You’ve offered no recognition of the stream/public access issues here at all – only offered up a “privatization as conservation” argument that doesn’t really play well with the public.
I’m fairly well informed about the legal issues, which leaves me with several questions for you:
What would you show me that would convince me that legal public access should be revoked?
Are you suggesting the only “informed” opinion here is one that agrees with you?
Why should the stream access laws be changed in this circumstance and not every other place in Montana?
Tom Chandler(Quote)
I’m not really interested in having a debate on the facts with a guy who’s never been here but considers himself an expert on the subject.
I’ll summarize my position as this: The Mitchell is not a ‘natural waterway’ any more than it is a ‘ditch’. It just doesn’t fit neatly under stream access or private ownership and anyone who says it does is talking out of bias or ignorance. If you want to know whats really at stake on the Mitchell you have to know all of the politics, personalities and alliances that got us to where we are today. There are Good Guys and Bad Guys on both sides and that’s not even taking the unintended consequences into account.

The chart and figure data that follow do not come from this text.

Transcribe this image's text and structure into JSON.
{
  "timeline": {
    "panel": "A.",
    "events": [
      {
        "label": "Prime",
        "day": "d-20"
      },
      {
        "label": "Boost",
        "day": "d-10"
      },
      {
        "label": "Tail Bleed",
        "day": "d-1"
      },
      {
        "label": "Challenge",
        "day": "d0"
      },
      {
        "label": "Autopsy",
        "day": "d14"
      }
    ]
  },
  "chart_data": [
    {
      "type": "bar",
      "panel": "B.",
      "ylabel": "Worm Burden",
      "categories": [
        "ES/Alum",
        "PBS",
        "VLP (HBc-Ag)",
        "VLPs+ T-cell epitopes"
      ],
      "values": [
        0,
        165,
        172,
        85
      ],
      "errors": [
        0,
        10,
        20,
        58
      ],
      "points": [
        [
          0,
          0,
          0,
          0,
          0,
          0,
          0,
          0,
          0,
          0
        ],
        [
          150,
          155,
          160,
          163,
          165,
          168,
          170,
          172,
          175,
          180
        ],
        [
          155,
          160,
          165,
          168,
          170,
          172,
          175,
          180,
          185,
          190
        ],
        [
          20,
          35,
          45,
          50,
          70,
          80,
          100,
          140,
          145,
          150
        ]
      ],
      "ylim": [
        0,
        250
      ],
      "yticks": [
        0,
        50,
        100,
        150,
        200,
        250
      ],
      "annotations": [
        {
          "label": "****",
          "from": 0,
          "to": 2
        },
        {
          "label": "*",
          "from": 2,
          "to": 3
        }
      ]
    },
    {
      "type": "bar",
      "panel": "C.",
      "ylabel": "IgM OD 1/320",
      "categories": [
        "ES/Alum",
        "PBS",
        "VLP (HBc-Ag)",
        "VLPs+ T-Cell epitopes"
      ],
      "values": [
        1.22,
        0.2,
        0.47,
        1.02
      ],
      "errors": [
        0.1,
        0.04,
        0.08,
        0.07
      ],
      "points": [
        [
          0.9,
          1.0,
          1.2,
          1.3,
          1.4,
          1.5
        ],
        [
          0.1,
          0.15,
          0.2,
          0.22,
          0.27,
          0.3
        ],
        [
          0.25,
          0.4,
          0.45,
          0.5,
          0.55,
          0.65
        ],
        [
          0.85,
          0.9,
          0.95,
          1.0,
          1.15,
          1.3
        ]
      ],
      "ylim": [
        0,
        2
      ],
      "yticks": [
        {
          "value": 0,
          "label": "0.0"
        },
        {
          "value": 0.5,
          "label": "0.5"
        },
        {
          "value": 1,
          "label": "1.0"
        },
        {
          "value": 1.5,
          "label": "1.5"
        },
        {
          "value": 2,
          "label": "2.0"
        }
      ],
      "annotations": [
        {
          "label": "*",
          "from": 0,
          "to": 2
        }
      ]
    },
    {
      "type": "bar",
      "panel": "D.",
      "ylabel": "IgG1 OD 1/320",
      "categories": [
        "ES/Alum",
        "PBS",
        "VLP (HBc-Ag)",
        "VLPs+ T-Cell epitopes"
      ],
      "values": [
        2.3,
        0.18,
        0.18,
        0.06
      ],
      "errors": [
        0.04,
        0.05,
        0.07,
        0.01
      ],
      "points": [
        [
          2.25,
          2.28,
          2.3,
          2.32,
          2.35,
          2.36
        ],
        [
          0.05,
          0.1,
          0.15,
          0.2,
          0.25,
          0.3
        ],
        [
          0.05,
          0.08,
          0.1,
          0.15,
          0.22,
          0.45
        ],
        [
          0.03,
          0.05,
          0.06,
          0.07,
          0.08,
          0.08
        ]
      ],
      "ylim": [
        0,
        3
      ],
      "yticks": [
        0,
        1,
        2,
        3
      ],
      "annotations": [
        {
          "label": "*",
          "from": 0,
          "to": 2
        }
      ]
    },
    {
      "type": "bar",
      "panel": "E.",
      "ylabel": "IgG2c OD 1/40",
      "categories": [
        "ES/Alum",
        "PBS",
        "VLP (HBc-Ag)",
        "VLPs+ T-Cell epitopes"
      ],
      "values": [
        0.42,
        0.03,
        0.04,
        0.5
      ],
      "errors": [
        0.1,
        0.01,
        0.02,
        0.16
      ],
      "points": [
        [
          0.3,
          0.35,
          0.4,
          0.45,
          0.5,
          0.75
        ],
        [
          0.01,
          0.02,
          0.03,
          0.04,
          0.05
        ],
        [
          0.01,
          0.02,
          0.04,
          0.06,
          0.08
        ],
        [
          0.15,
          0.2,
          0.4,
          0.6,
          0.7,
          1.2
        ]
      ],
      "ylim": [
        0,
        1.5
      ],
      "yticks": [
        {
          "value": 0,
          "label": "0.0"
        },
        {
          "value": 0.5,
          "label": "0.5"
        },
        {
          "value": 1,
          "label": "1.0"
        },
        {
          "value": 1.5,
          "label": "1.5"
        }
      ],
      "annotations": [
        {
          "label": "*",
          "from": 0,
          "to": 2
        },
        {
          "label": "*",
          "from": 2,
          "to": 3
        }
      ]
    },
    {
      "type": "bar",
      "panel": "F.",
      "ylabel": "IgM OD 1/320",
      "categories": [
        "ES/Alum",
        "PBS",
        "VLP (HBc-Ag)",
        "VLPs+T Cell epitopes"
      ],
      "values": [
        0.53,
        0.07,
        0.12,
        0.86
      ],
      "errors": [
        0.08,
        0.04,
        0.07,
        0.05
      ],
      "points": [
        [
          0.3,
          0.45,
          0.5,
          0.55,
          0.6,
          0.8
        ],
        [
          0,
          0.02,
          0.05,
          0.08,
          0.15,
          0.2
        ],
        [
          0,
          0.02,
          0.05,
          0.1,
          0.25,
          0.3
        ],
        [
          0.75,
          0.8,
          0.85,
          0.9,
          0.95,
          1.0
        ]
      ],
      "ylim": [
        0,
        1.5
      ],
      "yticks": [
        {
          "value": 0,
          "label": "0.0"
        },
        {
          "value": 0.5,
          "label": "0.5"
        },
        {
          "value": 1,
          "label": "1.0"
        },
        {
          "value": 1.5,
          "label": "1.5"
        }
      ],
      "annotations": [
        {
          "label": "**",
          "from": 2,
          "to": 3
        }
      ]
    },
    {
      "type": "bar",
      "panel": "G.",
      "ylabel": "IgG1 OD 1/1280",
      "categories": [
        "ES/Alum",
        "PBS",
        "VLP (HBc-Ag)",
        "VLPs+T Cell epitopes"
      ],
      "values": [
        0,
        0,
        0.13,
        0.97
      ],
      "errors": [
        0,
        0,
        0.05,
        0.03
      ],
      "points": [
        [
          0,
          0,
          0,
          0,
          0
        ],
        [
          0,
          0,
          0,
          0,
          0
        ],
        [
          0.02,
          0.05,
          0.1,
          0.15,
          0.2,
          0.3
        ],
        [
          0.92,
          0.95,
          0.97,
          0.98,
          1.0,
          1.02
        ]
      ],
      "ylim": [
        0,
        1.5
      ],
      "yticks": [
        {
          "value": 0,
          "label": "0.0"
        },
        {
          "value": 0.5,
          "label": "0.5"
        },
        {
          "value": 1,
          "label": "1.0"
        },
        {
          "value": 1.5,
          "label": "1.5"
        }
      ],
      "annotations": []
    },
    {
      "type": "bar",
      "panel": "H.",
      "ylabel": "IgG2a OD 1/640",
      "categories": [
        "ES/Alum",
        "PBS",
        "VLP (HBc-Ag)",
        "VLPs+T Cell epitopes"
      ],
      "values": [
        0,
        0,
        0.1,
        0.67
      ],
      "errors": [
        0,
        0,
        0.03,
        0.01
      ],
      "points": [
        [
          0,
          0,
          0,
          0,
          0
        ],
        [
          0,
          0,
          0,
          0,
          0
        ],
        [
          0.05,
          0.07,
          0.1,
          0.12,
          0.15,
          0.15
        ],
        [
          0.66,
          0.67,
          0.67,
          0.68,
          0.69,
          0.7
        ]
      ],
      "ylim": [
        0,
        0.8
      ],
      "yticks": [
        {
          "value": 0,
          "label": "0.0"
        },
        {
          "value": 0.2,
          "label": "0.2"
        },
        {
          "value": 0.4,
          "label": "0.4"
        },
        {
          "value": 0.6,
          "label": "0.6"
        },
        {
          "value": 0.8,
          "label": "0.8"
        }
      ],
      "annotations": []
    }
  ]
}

I wish I could share your black and white optimism about this ruling but unfortunately all I really see is grey. I don’t expect you to share that view from wherever it is you live but please don’t propegate any more of the easily digestable versions of this case because they get in the way of real progress that will put the resource ahead of the politics.
Greg Trangmoe(Quote)
Debate? When did you start debating?
You haven’t once addressed the stream access issue. And yes, these issues are rarely B&W – but landowners who summarily erect fences and “No Trespassing” signs on what the court says is public water – and who file lawsuits to bar public access – aren’t exactly interested in finding common ground.
I said it before (and you ignored it) that there are better ways to handle this, but what choice did those representing public access have in this case?
Really. Put yourself in someone else’s shoes – what would you have done?
Fences and signs aren’t exactly first steps in a negotiation, or a signal someone’s looking to find common ground.
If your contention is that Mitchell is private – despite the vast difference in water flows from the headgates to its return to the river – then the court says you’re wrong.
Argue with them.
If you’re suggesting that there is some other solution, then you’ve yet to put it forth.
Suggesting I’m speaking out of bias is certainly a handy way to degrade the “debate” but it’s proof of nothing, and far be it from me to suggest that you would have any bias in this matter.
Offer something besides veiled references to information the rest of us couldn’t possibly know, and maybe we’ll have a debate.
As it stands, the court’s already made a decision – the only one left to make once fences started going up and legal access was blocked.
Tom Chandler(Quote)
I didn’t start debating, I invited you to come out here and see things first hand so you can decide for yourself.
Greg Trangmoe(Quote)
And you said I was ignorant, and accused me of engaging in class warfare, and…
I’m not leaving my new daughter and traveling to Montana so you can make a case you haven’t made online. Why would I?
Tom Chandler(Quote)
Greg,
Your view and opinions make no sense. The fact of the matter is : It’s rich landowners moving in to Montana’s beautiful lands and trying to do what hard working Montana native land owners would never do. Trying to cut off access to fishing in areas where Montana residents have been fishing for years.
Now I understand this is not the correct political arguement, but these are the facts. Its nonsense to even try and suggest Fisherman are hurting the fish populations, absolute nonsense. I have personally witnessed the “argumenitive landowners” rolling through the slough on bobcats when the water is low messing up the river bed. Those are the people that are truely harming the river.
I welcome you too try and even justify these facts.
Montana Fisherman(Quote)
I don’t think anonamous web posts are the appropriate forum for having a real discussion but I’d be happy to talk at length about it if you wanted to get together sometime.